2021–2022 Walden University Student Handbook (September 2021) 
    May 28, 2022  
2021–2022 Walden University Student Handbook (September 2021) [ARCHIVED CATALOG]

Undergraduate Minors

Return to: Other Undergraduate Options  

Program Major/Minor/Concentration Comparison

Program Element Minimum Credit Hours Minimum Number of Courses Minimum Percent of Degree

Upper-Level Requirement

Distinct Learning Outcomes? Required?
Major 45 9 30% Varies Yes Yes
Minor 24–30 6 20% Two courses No No
Concentration* 20–36 3 Varies One course No No
General Education 45–70 9 25% Varies Yes Yes
OVERALL DEGREE 180 37 (or more) 100% 30% (or more) Yes  

 *Concentrations are not required for all undergraduate degrees.

A program is a prescribed course of study leading to a degree or certificate. A program encompasses the student’s major, minor, concentration or specialization, and/or emphasis. An example would be a program leading to a B.A. in Journalism degree.

In the United States, an academic major is the academic discipline to which an undergraduate student formally commits. A student who successfully completes the courses prescribed in an academic major qualifies for an undergraduate degree.
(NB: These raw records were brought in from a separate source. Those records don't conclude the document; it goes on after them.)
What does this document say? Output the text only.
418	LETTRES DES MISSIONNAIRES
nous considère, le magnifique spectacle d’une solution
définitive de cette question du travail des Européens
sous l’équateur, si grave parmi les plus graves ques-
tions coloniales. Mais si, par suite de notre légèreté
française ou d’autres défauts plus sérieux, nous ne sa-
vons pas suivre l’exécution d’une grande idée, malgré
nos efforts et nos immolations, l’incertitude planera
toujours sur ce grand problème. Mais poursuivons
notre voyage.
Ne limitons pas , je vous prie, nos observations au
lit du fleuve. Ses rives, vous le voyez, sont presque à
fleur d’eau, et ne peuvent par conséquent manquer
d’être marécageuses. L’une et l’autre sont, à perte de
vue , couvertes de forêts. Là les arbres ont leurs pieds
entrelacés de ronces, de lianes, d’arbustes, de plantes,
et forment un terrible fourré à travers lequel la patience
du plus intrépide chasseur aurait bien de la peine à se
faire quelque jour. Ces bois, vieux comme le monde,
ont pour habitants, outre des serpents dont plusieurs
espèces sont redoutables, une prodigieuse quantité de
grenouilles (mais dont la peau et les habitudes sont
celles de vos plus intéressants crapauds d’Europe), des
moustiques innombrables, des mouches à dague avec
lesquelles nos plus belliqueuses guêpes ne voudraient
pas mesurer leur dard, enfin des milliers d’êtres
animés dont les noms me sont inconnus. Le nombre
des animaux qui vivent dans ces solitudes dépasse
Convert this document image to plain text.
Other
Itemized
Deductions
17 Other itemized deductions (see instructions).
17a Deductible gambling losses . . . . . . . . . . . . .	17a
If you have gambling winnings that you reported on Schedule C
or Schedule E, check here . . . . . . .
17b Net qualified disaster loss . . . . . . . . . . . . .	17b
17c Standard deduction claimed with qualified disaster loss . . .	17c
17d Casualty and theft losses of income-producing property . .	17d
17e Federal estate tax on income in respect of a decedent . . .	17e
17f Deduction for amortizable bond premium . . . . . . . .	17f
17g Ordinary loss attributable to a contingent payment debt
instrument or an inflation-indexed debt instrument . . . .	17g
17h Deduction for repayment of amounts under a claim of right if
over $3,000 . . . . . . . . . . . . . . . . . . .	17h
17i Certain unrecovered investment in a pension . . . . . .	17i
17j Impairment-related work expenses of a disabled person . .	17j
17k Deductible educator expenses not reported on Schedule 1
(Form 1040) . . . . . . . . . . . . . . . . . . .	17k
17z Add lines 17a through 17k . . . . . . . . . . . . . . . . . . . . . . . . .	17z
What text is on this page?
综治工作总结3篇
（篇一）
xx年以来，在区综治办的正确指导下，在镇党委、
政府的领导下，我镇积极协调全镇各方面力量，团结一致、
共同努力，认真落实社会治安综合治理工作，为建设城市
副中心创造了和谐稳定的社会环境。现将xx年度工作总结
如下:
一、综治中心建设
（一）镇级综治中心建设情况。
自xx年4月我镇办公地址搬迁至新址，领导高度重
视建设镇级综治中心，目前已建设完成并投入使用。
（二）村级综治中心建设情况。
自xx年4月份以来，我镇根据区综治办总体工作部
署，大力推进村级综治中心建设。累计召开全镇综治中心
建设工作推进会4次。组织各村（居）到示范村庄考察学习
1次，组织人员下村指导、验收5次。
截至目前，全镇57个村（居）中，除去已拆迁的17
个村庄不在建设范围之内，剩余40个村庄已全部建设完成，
The amount of latitude a student has in choosing courses varies from program to program. Typically, the courses of an academic major are spread out over several academic terms. From the example above, the academic major would be “journalism.”

An academic minor is a college or university student’s declared secondary field of study or specialization during his or her undergraduate studies. The minor is in a discipline or field of study different than the major. Each college or university sets its own regulations for necessary course work that constitutes an academic minor. Again, using the example above, the academic minor might be “business” because it is a field of study different than the major.

The concentration (for undergraduates; or specialization for graduates) is defined as a subset of the major academic discipline. An example might be “magazine journalism” because it is a smaller, more defined subset of the larger discipline of journalism.